New IRS Policy on Offer In Compromise

 

Nicholas Frey

 

The Internal Revenue Service (IRS) has issued interim guidance on refund recoupments, clarifying its revised policy for employees of the Specialty Collection Offer in Compromise (SCOIC). The new guidance is projected to encourage more taxpayers to pursue a fresh start via the offer-in-compromise (OIC) route. This guidance is outlined in SBSE-05-1021-0063 (10/28/2021) and IRM 21.4.6.5.11.1 (11-08-2017).

The Offer in Compromise program is a tax settlement option that allows taxpayers to settle their tax liabilities for less than the full amount owed. It is available to taxpayers who are unable to pay their tax debts in full, either because of financial hardship or other reasons. However, one of the biggest obstacles that taxpayers face when pursuing an OIC is the recoupment of refunds.

Under the previous policy, the SCOIC employee reviewing an OIC application was required to initiate or recommend refund recoupment during the application process. This meant that any tax refunds the taxpayer was entitled to would be applied to their outstanding debt, making it difficult for taxpayers to pursue an OIC.

The new guidance issued by the IRS clarifies that SCOIC employees will no longer initiate or recommend refund recoupments during the OIC application process. This change allows taxpayers who are pursuing an OIC to keep any refunds they are entitled to, which can make a significant difference in their ability to pay off their tax debts.

An example of the new guidance in practice would be a taxpayer who owes the IRS $10,000 in back taxes and is entitled to a $2,000 tax refund. Under the previous policy, the SCOIC employee reviewing the taxpayer's OIC application would have recommended that the $2,000 refund be applied to the outstanding debt, leaving the taxpayer with only $8,000 remaining to settle.

However, under the new guidance, the SCOIC employee will not recommend refund recoupment during the application process. This means that the taxpayer will be able to keep their $2,000 refund and use it to pay for living expenses or other bills. If the OIC is ultimately accepted, the taxpayer will be able to settle their $10,000 tax debt for a reduced amount and move forward with a fresh start.
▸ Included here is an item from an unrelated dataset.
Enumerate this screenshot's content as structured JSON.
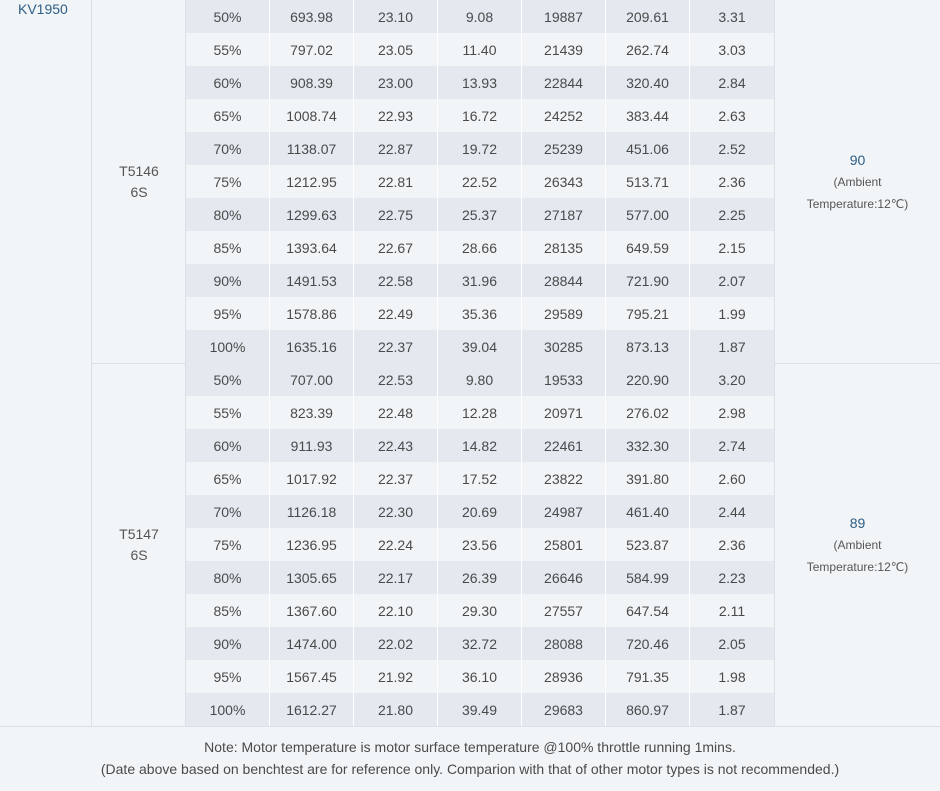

Another example would be a taxpayer who owes the IRS $50,000 in back taxes and is entitled to a $5,000 tax refund. Under the previous policy, the SCOIC employee reviewing the taxpayer's OIC application would have recommended that the $5,000 refund be applied to the outstanding debt, leaving the taxpayer with only $45,000 remaining to settle.

Under the new guidance, however, the taxpayer will be able to keep their $5,000 refund and use it to pay for living expenses or other bills. If the OIC is ultimately accepted, the taxpayer will be able to settle their $50,000 tax debt for a reduced amount and move forward with a fresh start.
In conclusion, the new interim guidance issued by the IRS is a positive development for taxpayers who are struggling to pay their tax debts. The revised policy for SCOIC employees clarifies that they will not initiate or recommend refund recoupments during the OIC application process, which makes it easier for taxpayers to pursue an OIC and get the fresh start they need to move forward financially. If you are considering an OIC, it is important to work with an experienced tax professional who can guide you through the process and ensure that you are taking advantage of all available options.